La semana pasada me referí al diferendo entre Dish y las televisoras derivado de la errónea interpretación de Dish de la reforma constitucional en materia de telecomunicaciones, en la cual pretende sustentar la retransmisión en todo el país de los canales de televisión abierta de Televisa y Televisión Azteca en la ciudad de México, es decir, los canales 2, 5, 7, 9 y 13.

Digo que la interpretación es errónea ya que la reforma en telecomunicaciones establece la obligación de las televisoras de permitir la retransmisión de sus canales exclusivamente en la misma zona de cobertura geográfica de la transmisión original, en forma íntegra, simultánea y sin modificaciones, incluyendo la publicidad. Esto quiere decir que las televisoras están obligadas a permitir que Dish retransmita sus señales de Puebla en Puebla, las de Monterrey en Monterrey, las de León en León, las de Mérida en Mérida, y así un largo etcétera. De ninguna manera permite la retransmisión en todo el país de las señales de la ciudad de México. Este punto es muy relevante y no se trata nada más de un capricho del Constituyente Permanente, ya que puede tener graves efectos en materia de derechos de las audiencias, derechos de autor, propaganda electoral y publicidad.

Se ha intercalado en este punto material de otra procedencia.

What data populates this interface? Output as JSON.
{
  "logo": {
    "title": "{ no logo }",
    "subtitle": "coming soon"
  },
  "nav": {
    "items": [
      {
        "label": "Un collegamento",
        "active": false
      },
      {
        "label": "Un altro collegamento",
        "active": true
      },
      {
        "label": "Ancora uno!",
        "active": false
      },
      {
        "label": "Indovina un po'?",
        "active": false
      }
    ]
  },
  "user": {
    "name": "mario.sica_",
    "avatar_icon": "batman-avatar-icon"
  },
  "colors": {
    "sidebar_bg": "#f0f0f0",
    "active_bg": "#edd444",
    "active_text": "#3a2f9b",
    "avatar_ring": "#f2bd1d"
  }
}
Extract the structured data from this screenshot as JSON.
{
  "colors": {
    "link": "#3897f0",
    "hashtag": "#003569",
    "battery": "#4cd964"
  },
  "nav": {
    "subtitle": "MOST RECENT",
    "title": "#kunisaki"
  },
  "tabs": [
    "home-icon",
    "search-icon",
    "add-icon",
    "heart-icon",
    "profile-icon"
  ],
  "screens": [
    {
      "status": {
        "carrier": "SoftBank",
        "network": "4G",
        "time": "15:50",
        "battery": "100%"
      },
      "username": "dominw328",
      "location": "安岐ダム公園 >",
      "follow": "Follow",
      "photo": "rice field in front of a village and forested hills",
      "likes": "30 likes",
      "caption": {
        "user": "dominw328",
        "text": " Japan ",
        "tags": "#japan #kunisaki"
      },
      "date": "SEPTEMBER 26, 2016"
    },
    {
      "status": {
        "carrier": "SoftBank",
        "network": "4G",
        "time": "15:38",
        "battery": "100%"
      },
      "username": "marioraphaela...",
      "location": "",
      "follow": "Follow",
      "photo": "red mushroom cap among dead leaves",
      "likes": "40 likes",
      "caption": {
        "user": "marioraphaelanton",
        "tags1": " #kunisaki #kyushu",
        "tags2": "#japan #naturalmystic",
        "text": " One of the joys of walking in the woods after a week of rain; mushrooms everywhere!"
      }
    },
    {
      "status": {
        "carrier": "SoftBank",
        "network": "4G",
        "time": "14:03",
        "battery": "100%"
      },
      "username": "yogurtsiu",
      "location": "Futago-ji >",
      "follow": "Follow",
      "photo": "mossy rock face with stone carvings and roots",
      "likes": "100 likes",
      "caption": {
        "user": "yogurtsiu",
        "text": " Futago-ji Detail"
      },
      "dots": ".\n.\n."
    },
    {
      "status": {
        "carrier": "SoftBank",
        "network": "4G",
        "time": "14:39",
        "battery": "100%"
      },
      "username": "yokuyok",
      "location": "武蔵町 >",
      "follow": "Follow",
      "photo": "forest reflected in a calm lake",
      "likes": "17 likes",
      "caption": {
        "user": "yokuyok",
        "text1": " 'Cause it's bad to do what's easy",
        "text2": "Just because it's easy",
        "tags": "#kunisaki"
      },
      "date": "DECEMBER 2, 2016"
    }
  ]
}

Recordemos que la televisión ha sido definida en la reforma como un servicio público de interés general y el derecho a la información como un derecho humano. Las audiencias de Dish en Puebla, Monterrey, León, Mérida o cualquier ciudad del país tienen derecho a recibir gratuitamente las señales de televisión abierta de su localidad, no la de otros lugares del país decididos al arbitrio de su proveedor de televisión restringida como ahora lo está haciendo Dish.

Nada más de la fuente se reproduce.